Rolling Up Your Sleeves


Time to get messy.


We recommend every six months you take apart your grinder to give it a thorough cleaning inside. This involves a brushing of the burrs, emptying out the chamber, and giving it a good wipe down from top to bottom. Refer to the manufacturer's instructions for specific details.


Use a small brush to clean the burrs.


Burrs are the metal discs that grind the coffee beans and they can potentially get jammed with coffee grounds which in turn make it more difficult for the grinder to do its job – Grinding. Use a soft-bristled brush, such as a pastry brush or a toothbrush, to gently brush away any residue or buildup on the burrs. Be careful not to damage them, as this can also affect the quality of your grind.



Depending on the type of beans you’re using and how oily they are, you might not need to perform the deep clean more than twice a year. As a rule of thumb, if you’re using a very dark roast, or your grinder is being used for both espresso and drip coffee, you’ll probably want to up the frequency to every three months or so.


While you have your grinder apart, as mentioned before, it’d be wise to clean out the chamber. A simple toothbrush is fine, or if you’re looking for a recommendation you can always opt for a grinder brush. These brushes are an underrated addition to any barista’s arsenal, you’ll also be able to use them to sweep away any excess grounds that spilled onto the countertop during your grinder cleaning.


Additionally, a cheap bottle of compressed air goes a long way in clearing out hard-to-reach debris that the brush can’t get to.


Be very gentle handling all the components of the grinder while you're taking it apart and performing the cleaning. Some grinders are fitted with "fingers," small silicone flaps which help to break up clumps of coffee that fall through the chute.
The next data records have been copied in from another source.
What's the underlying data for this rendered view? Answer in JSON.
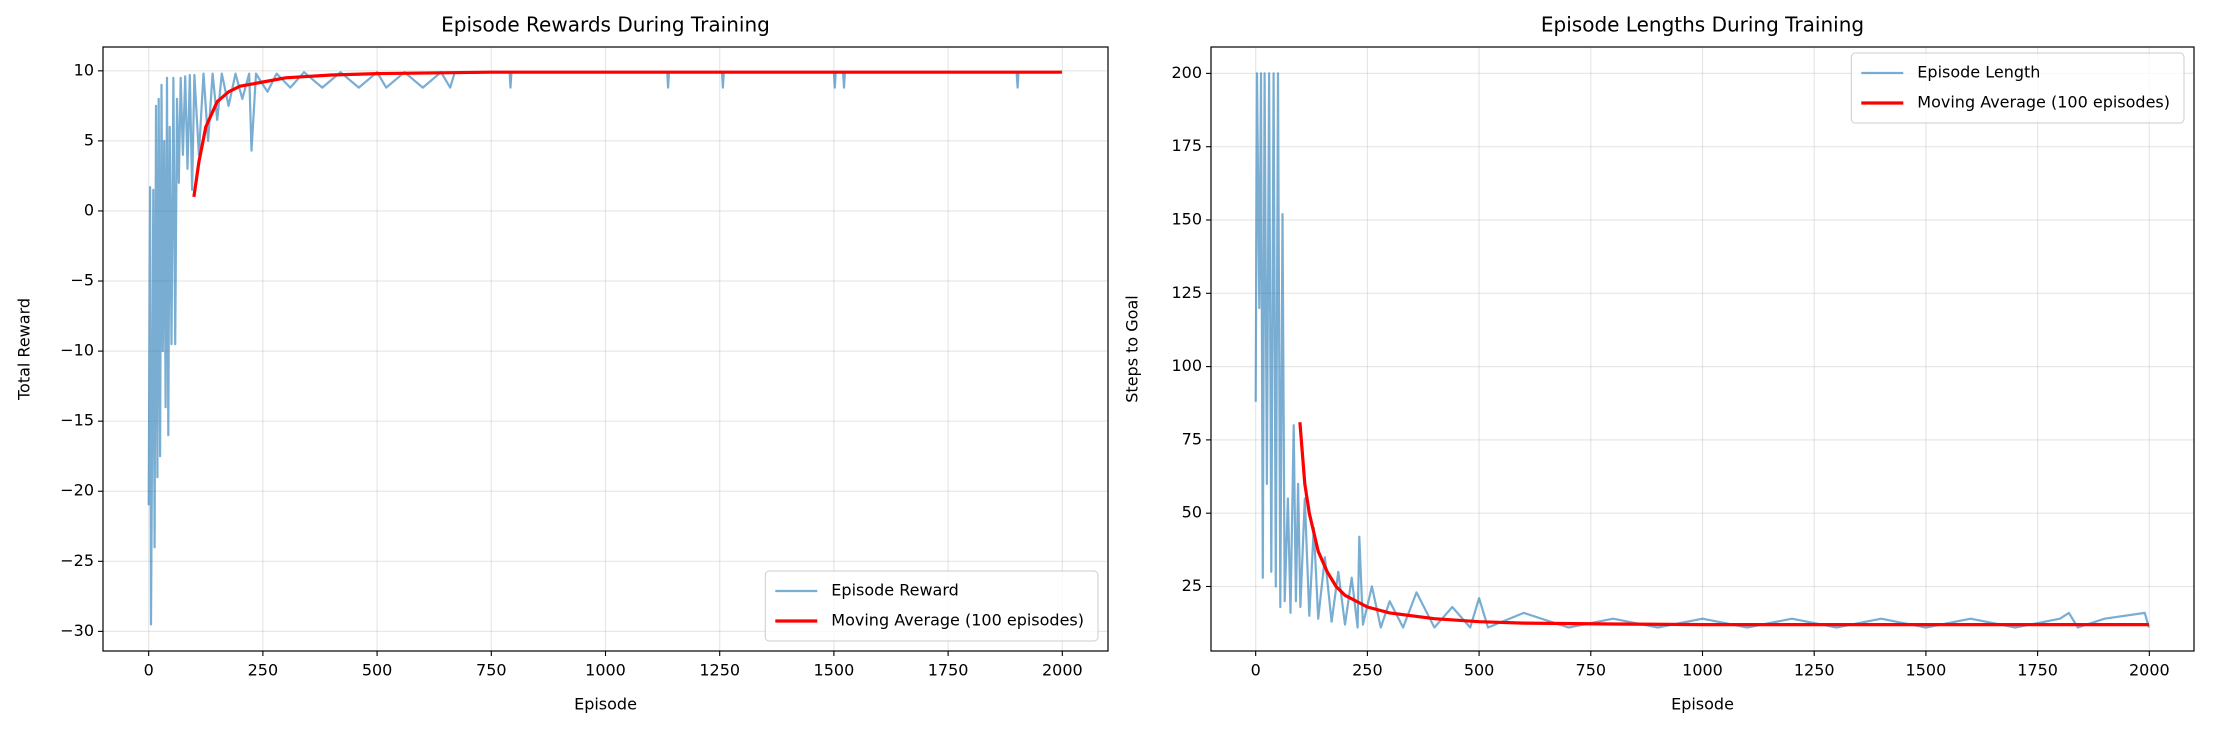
{
  "chart_data": [
    {
      "type": "line",
      "title": "Episode Rewards During Training",
      "xlabel": "Episode",
      "ylabel": "Total Reward",
      "xlim": [
        -100,
        2100
      ],
      "ylim": [
        -31.4,
        11.7
      ],
      "xticks": [
        0,
        250,
        500,
        750,
        1000,
        1250,
        1500,
        1750,
        2000
      ],
      "yticks": [
        {
          "value": -30,
          "label": "−30"
        },
        {
          "value": -25,
          "label": "−25"
        },
        {
          "value": -20,
          "label": "−20"
        },
        {
          "value": -15,
          "label": "−15"
        },
        {
          "value": -10,
          "label": "−10"
        },
        {
          "value": -5,
          "label": "−5"
        },
        0,
        5,
        10
      ],
      "grid": true,
      "legend": "lower right",
      "series": [
        {
          "name": "Episode Reward",
          "color": "#1f77b4",
          "x": [
            0,
            3,
            5,
            8,
            10,
            13,
            16,
            19,
            22,
            25,
            28,
            31,
            34,
            37,
            40,
            43,
            46,
            50,
            54,
            58,
            62,
            66,
            70,
            75,
            80,
            85,
            90,
            95,
            100,
            110,
            120,
            130,
            140,
            150,
            160,
            175,
            190,
            205,
            220,
            225,
            235,
            260,
            280,
            310,
            340,
            380,
            420,
            460,
            500,
            520,
            560,
            600,
            640,
            660,
            670,
            790,
            792,
            794,
            1135,
            1137,
            1139,
            1255,
            1257,
            1259,
            1500,
            1502,
            1504,
            1520,
            1522,
            1524,
            1900,
            1902,
            1904,
            1999
          ],
          "values": [
            -21,
            1.7,
            -29.5,
            -14,
            1.5,
            -24,
            7.5,
            -19,
            8,
            -17.5,
            9,
            -10,
            5,
            -14,
            9.5,
            -16,
            6,
            -9.5,
            9.5,
            -9.5,
            8,
            2,
            9.5,
            4,
            9.6,
            3,
            9.7,
            1.5,
            9.7,
            4,
            9.8,
            5,
            9.8,
            6.5,
            9.8,
            7.5,
            9.8,
            8,
            9.8,
            4.3,
            9.8,
            8.5,
            9.8,
            8.8,
            9.9,
            8.8,
            9.9,
            8.8,
            9.9,
            8.8,
            9.9,
            8.8,
            9.9,
            8.8,
            9.9,
            9.9,
            8.8,
            9.9,
            9.9,
            8.8,
            9.9,
            9.9,
            8.8,
            9.9,
            9.9,
            8.8,
            9.9,
            9.9,
            8.8,
            9.9,
            9.9,
            8.8,
            9.9,
            9.9
          ]
        },
        {
          "name": "Moving Average (100 episodes)",
          "color": "#ff0000",
          "x": [
            99,
            110,
            125,
            150,
            175,
            200,
            250,
            300,
            400,
            500,
            750,
            1000,
            1500,
            1999
          ],
          "values": [
            1,
            3.5,
            6,
            7.8,
            8.5,
            8.9,
            9.2,
            9.5,
            9.7,
            9.8,
            9.9,
            9.9,
            9.9,
            9.9
          ]
        }
      ]
    },
    {
      "type": "line",
      "title": "Episode Lengths During Training",
      "xlabel": "Episode",
      "ylabel": "Steps to Goal",
      "xlim": [
        -100,
        2100
      ],
      "ylim": [
        3,
        209
      ],
      "xticks": [
        0,
        250,
        500,
        750,
        1000,
        1250,
        1500,
        1750,
        2000
      ],
      "yticks": [
        25,
        50,
        75,
        100,
        125,
        150,
        175,
        200
      ],
      "grid": true,
      "legend": "upper right",
      "series": [
        {
          "name": "Episode Length",
          "color": "#1f77b4",
          "x": [
            0,
            3,
            8,
            12,
            16,
            20,
            25,
            30,
            35,
            40,
            45,
            50,
            55,
            60,
            65,
            72,
            78,
            85,
            90,
            95,
            100,
            110,
            120,
            130,
            140,
            155,
            170,
            185,
            200,
            215,
            228,
            232,
            240,
            260,
            280,
            300,
            330,
            360,
            400,
            440,
            480,
            500,
            520,
            600,
            700,
            800,
            900,
            1000,
            1100,
            1200,
            1300,
            1400,
            1500,
            1600,
            1700,
            1800,
            1820,
            1840,
            1900,
            1990,
            1999
          ],
          "values": [
            88,
            200,
            120,
            200,
            28,
            200,
            60,
            200,
            30,
            200,
            25,
            200,
            18,
            152,
            20,
            55,
            16,
            80,
            20,
            60,
            18,
            55,
            15,
            45,
            14,
            35,
            13,
            30,
            12,
            28,
            11,
            42,
            12,
            25,
            11,
            20,
            11,
            23,
            11,
            18,
            11,
            21,
            11,
            16,
            11,
            14,
            11,
            14,
            11,
            14,
            11,
            14,
            11,
            14,
            11,
            14,
            16,
            11,
            14,
            16,
            11
          ]
        },
        {
          "name": "Moving Average (100 episodes)",
          "color": "#ff0000",
          "x": [
            99,
            110,
            120,
            140,
            160,
            180,
            200,
            250,
            300,
            400,
            500,
            600,
            800,
            1000,
            1500,
            1999
          ],
          "values": [
            81,
            60,
            50,
            37,
            30,
            25,
            22,
            18,
            16,
            14,
            13,
            12.5,
            12.2,
            12,
            12,
            12
          ]
        }
      ]
    }
  ]
}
These can be damaged and very difficult to replace.


Cleaning The Hopper


Once you have removed the hopper, you can wash it with warm, soapy water. Make sure to clean all surfaces, including the inside of the hopper and any removable parts. If there are any stubborn stains or buildup, you can use a non-abrasive cleaner or a mixture of baking soda and water to scrub them away. Rinse the hopper thoroughly and let it dry completely before reassembling the grinder.


One final point to keep in mind.


If you’re experimenting with different beans and flavors, be sure to remember to completely empty out your grinder before you go to brew. As you’ve just learned, old and potentially stale grinds might be getting mixed into your new cup, so make it a point to perform a good cleaning if you’re making a switch.


You’re done!


Be very careful when putting the grinder back together!


Again, refer to the manufacturer’s instructions for proper assembly and the correct type of lubricant to apply to the burrs when threading them back on. You could put yourself at risk of either cross-threading, or worse, having it seize up on you. Both are costly fixes. You can always give Chris’ Coffee a call if you need any assistance or guidance with assembly for a machine you’ve purchased from us in the past. We’re always happy to help!


Lastly, after everything is clean, do a couple test grinds.


Using some old or stale beans (don’t waste the good stuff on this step), grind a few shots worth of coffee through the grinder to ensure that all of the leftover cleaning residue is completely flushed out.


It might seem like a lot of work, but at the end of the day you need to treat this equipment like it’s a house, a car, or any other piece of expensive machinery. Regular maintenance and upkeep will extend its life and pay you dividends in the form of great-tasting espresso for many many years.